Objective:
I have thousands of data dumps whose format, after unzip, is a long string containing 150K json separated by '\n'.
big_string = '{"mineral": "gold", "qty": 2, "garbage":"abc"}\n ....... {"mineral": "silver", "qty": 4}'
Each JSON contains dozens of useless keys like garbage
, but my objective is only to sum the qty
for each mineral
.
result = {'gold': 213012, 'silver': 123451, 'adamantium': 321434}
How to reproduce:
import random
minerals = ['gold', 'silver', 'adamantium']
big_string = str(
'\n'.join([
str({'mineral': random.choice(minerals),
'qty': random.randint(1,1000),
'garbage': random.randint(1,666),
'other_garbage': random.randint(-10,10)})
for _ in range(150000)
])
)
def solution(big_string):
# Show me your move
return dict() # or pd.DataFrame()
My current solution (which I find slower than expected):
- Splitting the string using the '\n' separator, with a yield generator (see https://stackoverflow.com/a/9770397/4974431)
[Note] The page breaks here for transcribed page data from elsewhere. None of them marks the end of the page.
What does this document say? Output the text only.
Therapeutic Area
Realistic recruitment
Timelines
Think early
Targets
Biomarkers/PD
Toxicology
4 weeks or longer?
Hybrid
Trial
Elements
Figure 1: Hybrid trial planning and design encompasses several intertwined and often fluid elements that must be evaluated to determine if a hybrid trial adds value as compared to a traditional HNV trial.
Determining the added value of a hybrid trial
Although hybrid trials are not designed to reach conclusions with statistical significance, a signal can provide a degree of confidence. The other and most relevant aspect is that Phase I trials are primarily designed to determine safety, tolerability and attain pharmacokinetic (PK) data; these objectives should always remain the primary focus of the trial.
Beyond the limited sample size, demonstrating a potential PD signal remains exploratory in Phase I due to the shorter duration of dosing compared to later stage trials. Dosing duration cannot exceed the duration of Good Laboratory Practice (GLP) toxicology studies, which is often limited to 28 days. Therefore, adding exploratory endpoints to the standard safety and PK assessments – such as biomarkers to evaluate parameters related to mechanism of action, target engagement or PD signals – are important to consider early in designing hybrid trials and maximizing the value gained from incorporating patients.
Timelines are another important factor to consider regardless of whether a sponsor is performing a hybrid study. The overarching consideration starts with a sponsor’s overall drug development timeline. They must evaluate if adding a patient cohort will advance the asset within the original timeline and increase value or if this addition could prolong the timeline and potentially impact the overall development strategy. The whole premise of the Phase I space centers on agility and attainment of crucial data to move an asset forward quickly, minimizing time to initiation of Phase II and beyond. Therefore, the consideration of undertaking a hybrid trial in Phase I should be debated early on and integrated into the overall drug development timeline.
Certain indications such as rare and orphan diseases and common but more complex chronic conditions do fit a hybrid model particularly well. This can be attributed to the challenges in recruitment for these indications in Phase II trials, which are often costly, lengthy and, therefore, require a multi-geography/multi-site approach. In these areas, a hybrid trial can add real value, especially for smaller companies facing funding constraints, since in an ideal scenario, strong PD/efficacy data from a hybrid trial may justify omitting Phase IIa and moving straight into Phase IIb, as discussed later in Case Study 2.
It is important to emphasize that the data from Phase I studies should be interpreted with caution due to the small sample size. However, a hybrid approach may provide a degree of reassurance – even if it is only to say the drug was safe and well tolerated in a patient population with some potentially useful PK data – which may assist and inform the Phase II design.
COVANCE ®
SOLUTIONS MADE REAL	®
- Loading the string in json format using ujson library (supposed to be faster than json standard lib)
- Accessing the values needed only for 'mineral' and 'quantity'.
- Doing the aggregation using pandas
Which gives:
import ujson
import re
import pandas as pd
# To split the big_string (from https://stackoverflow.com/a/9770397/4974431)
def lines(string, sep="\s+"):
# warning: does not yet work if sep is a lookahead like `(?=b)`
if sep=='':
return (c for c in string)
else:
return (_.group(1) for _ in re.finditer(f'(?:^|{sep})((?:(?!{sep}).)*)', string))
def my_solution(big_string):
useful_fields = ['mineral', 'qty']
filtered_data = []
for line in lines(big_string, sep="\n"):
line = ujson.loads(line)
filtered_data.append([line[field] for field in useful_fields])
result = pd.DataFrame(filtered_data, columns = useful_fields)
return result.groupby('mineral')['qty'].sum().reset_index()
Any improvement, even by 25%, would be great because I have thousands to do !